Red,
I'm going to start with an engineering answer, rather than an audiophile answer. Audiophiles tend to believe there is always one "best," and everything else must therefore be crap. Engineers know that there are always tradeoffs.
To summarize the speed tradeoffs: faster gives you lower noise and better transient response, or better HF response if you hear it that way. Slower gives you better LF response. There's also the obvious difference in tape cost, but let's stay focused on the performance differences.
To summarize the width tradeoffs: most things get better as you go wider, except that maintaining azimuth gets more challenging. This is not trivial. With wider tracks any edge damage waver becomes proportionally less compared to the signal. If there are minute dropouts they also are lower in proportion to the signal. The noise is reduced. And for some reason, which I can't explain from theory but I have observed, the head bumps become more manageable. However, unless your tape path is spot on you get azimuth wander, which leads to image wander. Ask Mike Spitz some time about all the work he had to do on tape guidance to get the ATR 1" to meet his (admittedly high) standards.
Here I will acknowledge that there are some, largely in the LA studio world, who prefer the sound of 1/4" over 1/2". Fine, everybody gets to like what they like. But since most of these guys aren't even mixing to analog any more, rather they are just mixing back into their Protools rigs like everybody else, I wonder if there might not be some retro nostalgia involved.

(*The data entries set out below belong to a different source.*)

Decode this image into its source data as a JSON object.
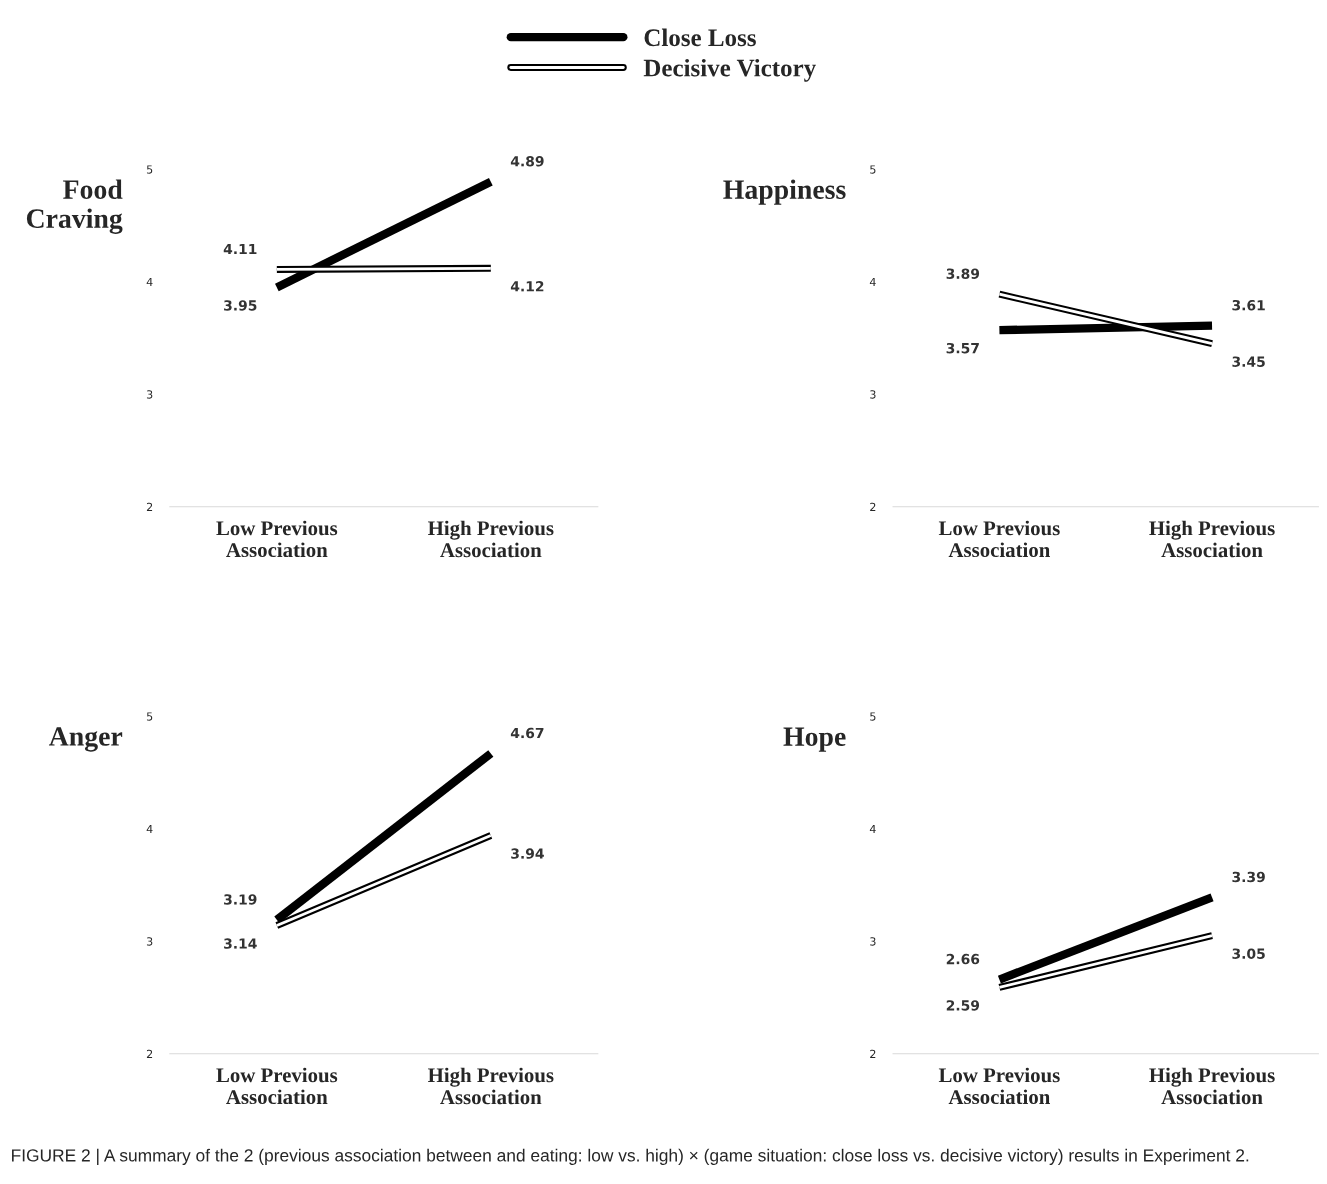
{
  "chart_data": [
    {
      "type": "line",
      "title": "Food\nCraving",
      "categories": [
        "Low Previous\nAssociation",
        "High Previous\nAssociation"
      ],
      "series": [
        {
          "name": "Close Loss",
          "color": "#000000",
          "values": [
            3.95,
            4.89
          ]
        },
        {
          "name": "Decisive Victory",
          "color": "#000000",
          "values": [
            4.11,
            4.12
          ]
        }
      ],
      "ylim": [
        2,
        5
      ],
      "yticks": [
        2,
        3,
        4,
        5
      ],
      "data_labels": true,
      "legend": "top",
      "grid": false,
      "annotations": [
        "FIGURE 2 | A summary of the 2 (previous association between and eating: low vs. high) × (game situation: close loss vs. decisive victory) results in Experiment 2."
      ]
    },
    {
      "type": "line",
      "title": "Happiness",
      "categories": [
        "Low Previous\nAssociation",
        "High Previous\nAssociation"
      ],
      "series": [
        {
          "color": "#000000",
          "values": [
            3.57,
            3.61
          ]
        },
        {
          "color": "#000000",
          "values": [
            3.89,
            3.45
          ]
        }
      ],
      "ylim": [
        2,
        5
      ],
      "yticks": [
        2,
        3,
        4,
        5
      ],
      "data_labels": true,
      "grid": false
    },
    {
      "type": "line",
      "title": "Anger",
      "categories": [
        "Low Previous\nAssociation",
        "High Previous\nAssociation"
      ],
      "series": [
        {
          "color": "#000000",
          "values": [
            3.19,
            4.67
          ]
        },
        {
          "color": "#000000",
          "values": [
            3.14,
            3.94
          ]
        }
      ],
      "ylim": [
        2,
        5
      ],
      "yticks": [
        2,
        3,
        4,
        5
      ],
      "data_labels": true,
      "grid": false
    },
    {
      "type": "line",
      "title": "Hope",
      "categories": [
        "Low Previous\nAssociation",
        "High Previous\nAssociation"
      ],
      "series": [
        {
          "color": "#000000",
          "values": [
            2.66,
            3.39
          ]
        },
        {
          "color": "#000000",
          "values": [
            2.59,
            3.05
          ]
        }
      ],
      "ylim": [
        2,
        5
      ],
      "yticks": [
        2,
        3,
        4,
        5
      ],
      "data_labels": true,
      "grid": false
    }
  ]
}
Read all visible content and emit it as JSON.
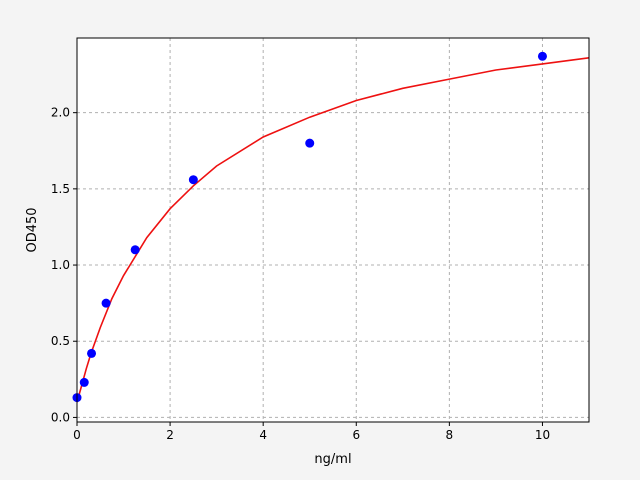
{
  "chart_data": {
    "type": "scatter",
    "title": "",
    "xlabel": "ng/ml",
    "ylabel": "OD450",
    "xlim": [
      0,
      11
    ],
    "ylim": [
      -0.03,
      2.49
    ],
    "grid": true,
    "xticks": [
      0,
      2,
      4,
      6,
      8,
      10
    ],
    "xtick_labels": [
      "0",
      "2",
      "4",
      "6",
      "8",
      "10"
    ],
    "yticks": [
      0.0,
      0.5,
      1.0,
      1.5,
      2.0
    ],
    "ytick_labels": [
      "0.0",
      "0.5",
      "1.0",
      "1.5",
      "2.0"
    ],
    "series": [
      {
        "type": "scatter",
        "color": "#0000ff",
        "x": [
          0,
          0.156,
          0.312,
          0.625,
          1.25,
          2.5,
          5,
          10
        ],
        "y": [
          0.13,
          0.23,
          0.42,
          0.75,
          1.1,
          1.56,
          1.8,
          2.37
        ]
      },
      {
        "type": "line",
        "color": "#ee1111",
        "x": [
          0,
          0.1,
          0.2,
          0.3,
          0.5,
          0.75,
          1,
          1.5,
          2,
          2.5,
          3,
          4,
          5,
          6,
          7,
          8,
          9,
          10,
          11
        ],
        "y": [
          0.1,
          0.21,
          0.32,
          0.42,
          0.59,
          0.78,
          0.93,
          1.18,
          1.37,
          1.52,
          1.65,
          1.84,
          1.97,
          2.08,
          2.16,
          2.22,
          2.28,
          2.32,
          2.36
        ]
      }
    ]
  }
}
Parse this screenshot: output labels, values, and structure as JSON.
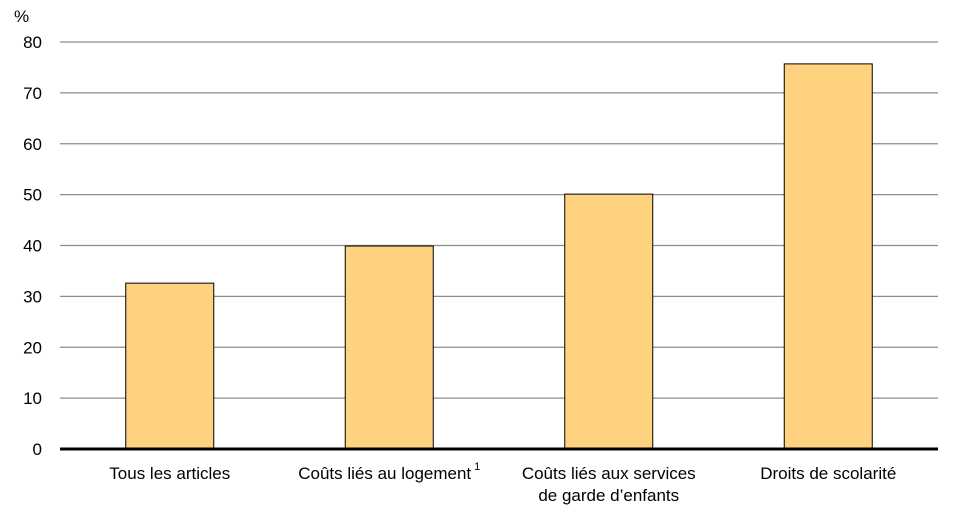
{
  "chart_data": {
    "type": "bar",
    "ylabel": "%",
    "ylim": [
      0,
      80
    ],
    "yticks": [
      0,
      10,
      20,
      30,
      40,
      50,
      60,
      70,
      80
    ],
    "categories": [
      {
        "lines": [
          "Tous les articles"
        ],
        "footnote": ""
      },
      {
        "lines": [
          "Coûts liés au logement"
        ],
        "footnote": "1"
      },
      {
        "lines": [
          "Coûts liés aux services",
          "de garde d’enfants"
        ],
        "footnote": ""
      },
      {
        "lines": [
          "Droits de scolarité"
        ],
        "footnote": ""
      }
    ],
    "values": [
      32.6,
      39.9,
      50.1,
      75.7
    ],
    "grid": true,
    "colors": {
      "bar": "#FFD27F",
      "bar_border": "#000000",
      "grid": "#8C8C8C",
      "axis": "#000000"
    }
  }
}
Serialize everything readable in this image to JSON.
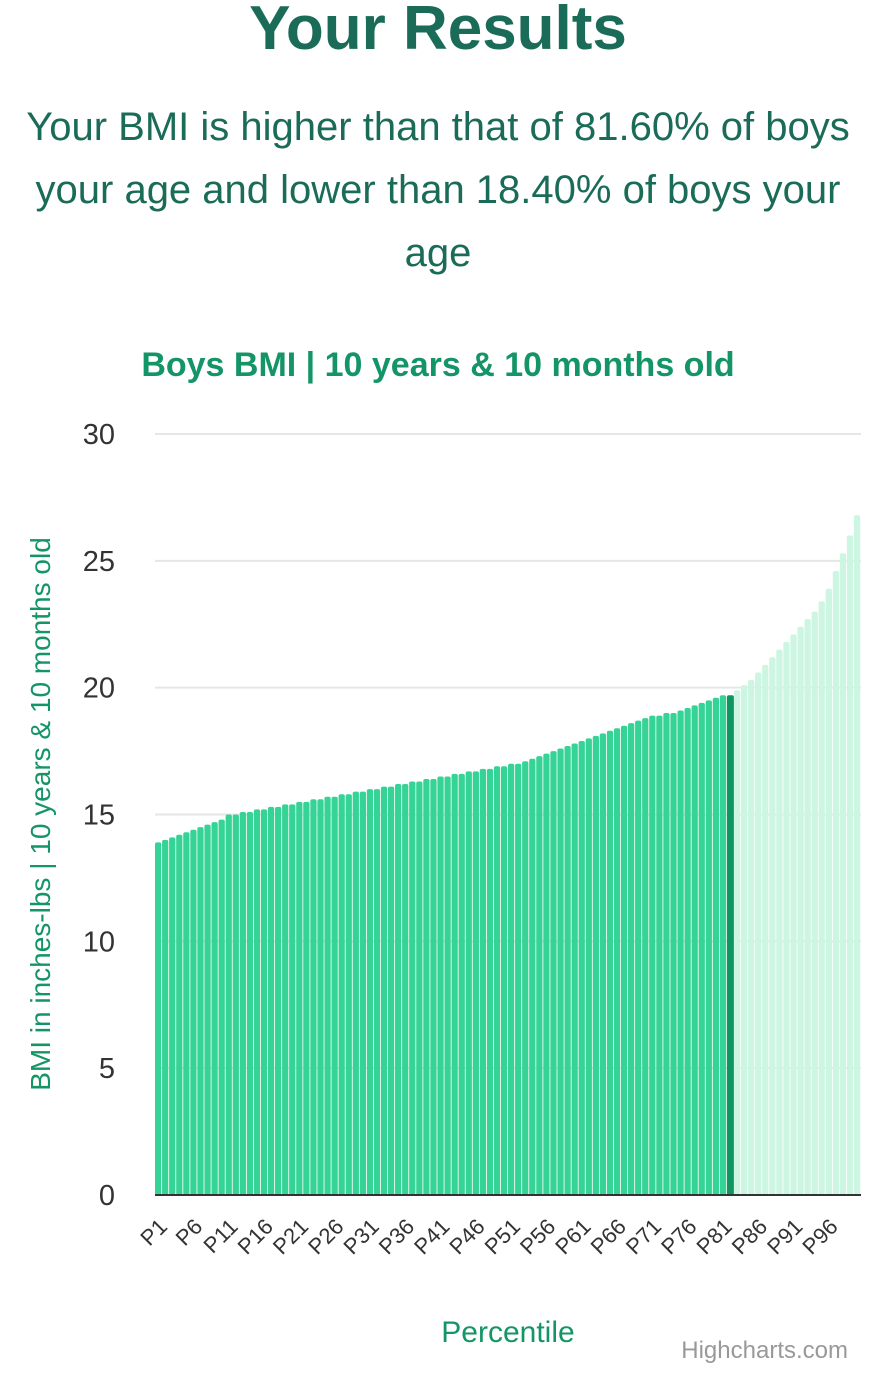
{
  "page": {
    "title": "Your Results",
    "summary": "Your BMI is higher than that of 81.60% of boys your age and lower than 18.40% of boys your age"
  },
  "colors": {
    "heading": "#1a6b57",
    "accent": "#149567",
    "bar_below": "#35d396",
    "bar_highlight": "#0f9462",
    "bar_above": "#ccf6e2",
    "grid": "#e6e6e6",
    "axis_line": "#333333",
    "credits": "#999999"
  },
  "chart_data": {
    "type": "bar",
    "title": "Boys BMI | 10 years & 10 months old",
    "xlabel": "Percentile",
    "ylabel": "BMI in inches-lbs | 10 years & 10 months old",
    "ylim": [
      0,
      30
    ],
    "yticks": [
      0,
      5,
      10,
      15,
      20,
      25,
      30
    ],
    "grid": true,
    "legend": "none",
    "highlight_category": "P82",
    "categories": [
      "P1",
      "P2",
      "P3",
      "P4",
      "P5",
      "P6",
      "P7",
      "P8",
      "P9",
      "P10",
      "P11",
      "P12",
      "P13",
      "P14",
      "P15",
      "P16",
      "P17",
      "P18",
      "P19",
      "P20",
      "P21",
      "P22",
      "P23",
      "P24",
      "P25",
      "P26",
      "P27",
      "P28",
      "P29",
      "P30",
      "P31",
      "P32",
      "P33",
      "P34",
      "P35",
      "P36",
      "P37",
      "P38",
      "P39",
      "P40",
      "P41",
      "P42",
      "P43",
      "P44",
      "P45",
      "P46",
      "P47",
      "P48",
      "P49",
      "P50",
      "P51",
      "P52",
      "P53",
      "P54",
      "P55",
      "P56",
      "P57",
      "P58",
      "P59",
      "P60",
      "P61",
      "P62",
      "P63",
      "P64",
      "P65",
      "P66",
      "P67",
      "P68",
      "P69",
      "P70",
      "P71",
      "P72",
      "P73",
      "P74",
      "P75",
      "P76",
      "P77",
      "P78",
      "P79",
      "P80",
      "P81",
      "P82",
      "P83",
      "P84",
      "P85",
      "P86",
      "P87",
      "P88",
      "P89",
      "P90",
      "P91",
      "P92",
      "P93",
      "P94",
      "P95",
      "P96",
      "P97",
      "P98",
      "P99",
      "P100"
    ],
    "tick_labels": [
      "P1",
      "P6",
      "P11",
      "P16",
      "P21",
      "P26",
      "P31",
      "P36",
      "P41",
      "P46",
      "P51",
      "P56",
      "P61",
      "P66",
      "P71",
      "P76",
      "P81",
      "P86",
      "P91",
      "P96"
    ],
    "values": [
      13.9,
      14.0,
      14.1,
      14.2,
      14.3,
      14.4,
      14.5,
      14.6,
      14.7,
      14.8,
      15.0,
      15.0,
      15.1,
      15.1,
      15.2,
      15.2,
      15.3,
      15.3,
      15.4,
      15.4,
      15.5,
      15.5,
      15.6,
      15.6,
      15.7,
      15.7,
      15.8,
      15.8,
      15.9,
      15.9,
      16.0,
      16.0,
      16.1,
      16.1,
      16.2,
      16.2,
      16.3,
      16.3,
      16.4,
      16.4,
      16.5,
      16.5,
      16.6,
      16.6,
      16.7,
      16.7,
      16.8,
      16.8,
      16.9,
      16.9,
      17.0,
      17.0,
      17.1,
      17.2,
      17.3,
      17.4,
      17.5,
      17.6,
      17.7,
      17.8,
      17.9,
      18.0,
      18.1,
      18.2,
      18.3,
      18.4,
      18.5,
      18.6,
      18.7,
      18.8,
      18.9,
      18.9,
      19.0,
      19.0,
      19.1,
      19.2,
      19.3,
      19.4,
      19.5,
      19.6,
      19.7,
      19.7,
      19.9,
      20.1,
      20.3,
      20.6,
      20.9,
      21.2,
      21.5,
      21.8,
      22.1,
      22.4,
      22.7,
      23.0,
      23.4,
      23.9,
      24.6,
      25.3,
      26.0,
      26.8
    ]
  }
}
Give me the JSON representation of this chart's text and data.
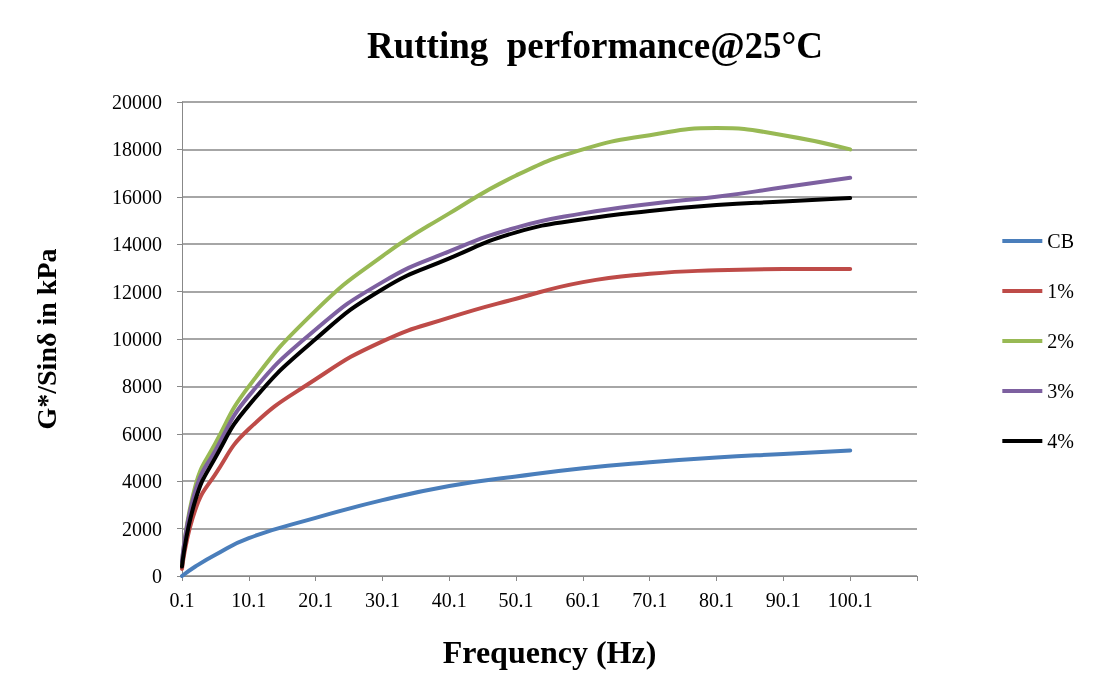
{
  "chart_data": {
    "type": "line",
    "title": "Rutting  performance@25°C",
    "xlabel": "Frequency (Hz)",
    "ylabel": "G*/Sinδ in kPa",
    "x": [
      0.1,
      2.1,
      5.1,
      10.1,
      20.1,
      30.1,
      40.1,
      50.1,
      60.1,
      70.1,
      80.1,
      90.1,
      100.1
    ],
    "xlim": [
      0.1,
      110.1
    ],
    "xticks": [
      0.1,
      10.1,
      20.1,
      30.1,
      40.1,
      50.1,
      60.1,
      70.1,
      80.1,
      90.1,
      100.1,
      {
        "value": 110.1,
        "label": null
      }
    ],
    "ylim": [
      0,
      20000
    ],
    "yticks": [
      0,
      2000,
      4000,
      6000,
      8000,
      10000,
      12000,
      14000,
      16000,
      18000,
      20000
    ],
    "grid": "y",
    "legend": "right",
    "marker": "none",
    "line_style": "solid",
    "series": [
      {
        "name": "CB",
        "color": "#4a7ebb",
        "values": [
          0,
          400,
          900,
          1600,
          2450,
          3200,
          3800,
          4200,
          4550,
          4800,
          5000,
          5150,
          5300
        ]
      },
      {
        "name": "1%",
        "color": "#be4b48",
        "values": [
          300,
          2800,
          4300,
          6200,
          8300,
          9900,
          10900,
          11700,
          12400,
          12750,
          12900,
          12950,
          12950
        ]
      },
      {
        "name": "2%",
        "color": "#98b954",
        "values": [
          500,
          3800,
          5600,
          8000,
          11200,
          13500,
          15300,
          16900,
          18000,
          18600,
          18900,
          18600,
          18000
        ]
      },
      {
        "name": "3%",
        "color": "#7d60a0",
        "values": [
          600,
          3600,
          5300,
          7600,
          10400,
          12400,
          13700,
          14700,
          15300,
          15700,
          16000,
          16400,
          16800
        ]
      },
      {
        "name": "4%",
        "color": "#000000",
        "values": [
          400,
          3200,
          5000,
          7200,
          10000,
          12100,
          13400,
          14500,
          15050,
          15400,
          15650,
          15800,
          15950
        ]
      }
    ]
  }
}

OK, now to summarize how I hear it: 7-1/2 IPS just sounds soggy to me, the reduced HF and transient information loss is more than I'm willing to put up with. Although I hear the HF extension and transient snap of 30 IPS, I also hear the lack of weight. With the right combination of transport, heads and electronics the HF and transients of 15 IPS are just fine. I think 15 IPS is the sweet spot. Not only have we chosen it for the Tape Project--both for our release tapes and for our running masters--it's what I choose for all my work. And what I bring home. Maybe you've never thought about this, but obviously I could make myself 30 IPS copies of the TP masters if I wanted, as well as other projects I work on, but I choose 15.
As far as width goes, I'm an unabashed fan of wider. I just hear more solidity, more depth, more "there" there. Except that when listening to 1" tape, it's only a matter of seconds before I quit listening to the details of sound quality and just get lost in the music. My shoulders relax, my eyes close, and I'm somewhere else.